Indeed, why would a Chinese-American family care about an old dilapidated house when they had spent decades desperately trying to leave China for the US? My parents were so eager to leave that they even named my fourth sister “Fei” – “Fly”.
My father endured long waits during the years when there were no diplomatic relations between the two countries. It was only in 1976, at the end of the Cultural Revolution, that dad was allowed to immigrate to join his mother and sisters in California, and only in 1979 after Beijing and Washington finally established diplomatic ties that my mother, sisters and I were able to go to the US to join him.
In the Chinese housing boom of the past two decades, people have been abandoning their ancestral homes, even the people who stayed. Those old houses were looked down on as backward, and yes sometimes the plumbing wasn’t great, but they were built ingeniously to keep cool in the summer.
In China’s craze for modernisation, many traditional homes were razed, including the classical courtyard homes in hutongs or alleys in Beijing. Others were abandoned, including houses in Zhongshan that were a mix of western and Chinese architectural styles, reflecting the influence of overseas Chinese who had left to seek their fortune in California’s gold mines in the 1800s, or work as coolies in the European colonies in South-east Asia.

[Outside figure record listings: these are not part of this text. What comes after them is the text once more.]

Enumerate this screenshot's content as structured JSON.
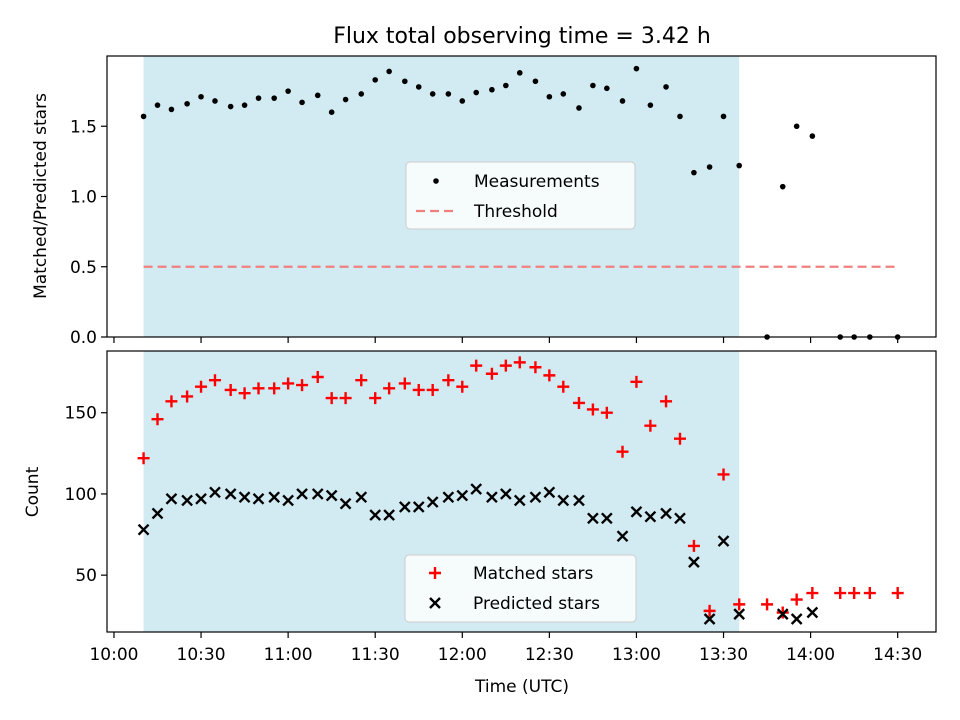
{
  "figure": {
    "title": "Flux total observing time = 3.42 h",
    "xlabel": "Time (UTC)",
    "x_ticks": [
      {
        "label": "10:00",
        "h": 10.0
      },
      {
        "label": "10:30",
        "h": 10.5
      },
      {
        "label": "11:00",
        "h": 11.0
      },
      {
        "label": "11:30",
        "h": 11.5
      },
      {
        "label": "12:00",
        "h": 12.0
      },
      {
        "label": "12:30",
        "h": 12.5
      },
      {
        "label": "13:00",
        "h": 13.0
      },
      {
        "label": "13:30",
        "h": 13.5
      },
      {
        "label": "14:00",
        "h": 14.0
      },
      {
        "label": "14:30",
        "h": 14.5
      }
    ],
    "xlim": [
      9.96,
      14.72
    ],
    "shaded_span": [
      10.17,
      13.59
    ],
    "colors": {
      "shade": "#add8e6",
      "measure": "#000000",
      "threshold": "#f08080",
      "matched": "#ff0000",
      "predicted": "#000000"
    }
  },
  "chart_data": [
    {
      "type": "scatter",
      "panel": "top",
      "ylabel": "Matched/Predicted stars",
      "ylim": [
        0,
        2.0
      ],
      "y_ticks": [
        {
          "label": "0.0",
          "v": 0.0
        },
        {
          "label": "0.5",
          "v": 0.5
        },
        {
          "label": "1.0",
          "v": 1.0
        },
        {
          "label": "1.5",
          "v": 1.5
        }
      ],
      "threshold": {
        "value": 0.5,
        "x_range": [
          10.17,
          14.5
        ]
      },
      "legend": {
        "location": "center",
        "entries": [
          "Measurements",
          "Threshold"
        ]
      },
      "series": [
        {
          "name": "Measurements",
          "x": [
            10.17,
            10.25,
            10.33,
            10.42,
            10.5,
            10.58,
            10.67,
            10.75,
            10.83,
            10.92,
            11.0,
            11.08,
            11.17,
            11.25,
            11.33,
            11.42,
            11.5,
            11.58,
            11.67,
            11.75,
            11.83,
            11.92,
            12.0,
            12.08,
            12.17,
            12.25,
            12.33,
            12.42,
            12.5,
            12.58,
            12.67,
            12.75,
            12.83,
            12.92,
            13.0,
            13.08,
            13.17,
            13.25,
            13.33,
            13.42,
            13.5,
            13.59,
            13.75,
            13.84,
            13.92,
            14.01,
            14.17,
            14.25,
            14.34,
            14.5
          ],
          "y": [
            1.57,
            1.65,
            1.62,
            1.66,
            1.71,
            1.68,
            1.64,
            1.65,
            1.7,
            1.7,
            1.75,
            1.67,
            1.72,
            1.6,
            1.69,
            1.73,
            1.83,
            1.89,
            1.82,
            1.78,
            1.73,
            1.73,
            1.68,
            1.74,
            1.76,
            1.79,
            1.88,
            1.82,
            1.71,
            1.73,
            1.63,
            1.79,
            1.77,
            1.68,
            1.91,
            1.65,
            1.78,
            1.57,
            1.17,
            1.21,
            1.57,
            1.22,
            0.0,
            1.07,
            1.5,
            1.43,
            0.0,
            0.0,
            0.0,
            0.0
          ]
        }
      ]
    },
    {
      "type": "scatter",
      "panel": "bottom",
      "ylabel": "Count",
      "ylim": [
        15,
        188
      ],
      "y_ticks": [
        {
          "label": "50",
          "v": 50
        },
        {
          "label": "100",
          "v": 100
        },
        {
          "label": "150",
          "v": 150
        }
      ],
      "legend": {
        "location": "bottom-center",
        "entries": [
          "Matched stars",
          "Predicted stars"
        ]
      },
      "series": [
        {
          "name": "Matched stars",
          "marker": "plus",
          "x": [
            10.17,
            10.25,
            10.33,
            10.42,
            10.5,
            10.58,
            10.67,
            10.75,
            10.83,
            10.92,
            11.0,
            11.08,
            11.17,
            11.25,
            11.33,
            11.42,
            11.5,
            11.58,
            11.67,
            11.75,
            11.83,
            11.92,
            12.0,
            12.08,
            12.17,
            12.25,
            12.33,
            12.42,
            12.5,
            12.58,
            12.67,
            12.75,
            12.83,
            12.92,
            13.0,
            13.08,
            13.17,
            13.25,
            13.33,
            13.42,
            13.5,
            13.59,
            13.75,
            13.84,
            13.92,
            14.01,
            14.17,
            14.25,
            14.34,
            14.5
          ],
          "y": [
            122,
            146,
            157,
            160,
            166,
            170,
            164,
            162,
            165,
            165,
            168,
            167,
            172,
            159,
            159,
            170,
            159,
            165,
            168,
            164,
            164,
            170,
            166,
            179,
            174,
            179,
            181,
            178,
            173,
            166,
            156,
            152,
            150,
            126,
            169,
            142,
            157,
            134,
            68,
            28,
            112,
            32,
            32,
            27,
            35,
            39,
            39,
            39,
            39,
            39
          ]
        },
        {
          "name": "Predicted stars",
          "marker": "x",
          "x": [
            10.17,
            10.25,
            10.33,
            10.42,
            10.5,
            10.58,
            10.67,
            10.75,
            10.83,
            10.92,
            11.0,
            11.08,
            11.17,
            11.25,
            11.33,
            11.42,
            11.5,
            11.58,
            11.67,
            11.75,
            11.83,
            11.92,
            12.0,
            12.08,
            12.17,
            12.25,
            12.33,
            12.42,
            12.5,
            12.58,
            12.67,
            12.75,
            12.83,
            12.92,
            13.0,
            13.08,
            13.17,
            13.25,
            13.33,
            13.42,
            13.5,
            13.59,
            13.84,
            13.92,
            14.01
          ],
          "y": [
            78,
            88,
            97,
            96,
            97,
            101,
            100,
            98,
            97,
            98,
            96,
            100,
            100,
            99,
            94,
            98,
            87,
            87,
            92,
            92,
            95,
            98,
            99,
            103,
            98,
            100,
            96,
            98,
            101,
            96,
            96,
            85,
            85,
            74,
            89,
            86,
            88,
            85,
            58,
            23,
            71,
            26,
            26,
            23,
            27
          ]
        }
      ]
    }
  ]
}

I argued with my family: “But Ah Gong Ah Poh [my grandparents] painstakingly built that home so we would have a roof over our heads!”
The land it sits on was one of three plots purchased by my great grandfather for his three sons. Even though he was just a poor farmer, he saved money from raising and selling pigs to build a two-storey brick house on his plot. Grandfather and grandmother poured all their savings into the house. When he died in his 40s, the family didn’t even have the money to buy a burial plot for him.
How could any of us think about giving up that house? They had built it not only for themselves, but for later generations. They had built it for us.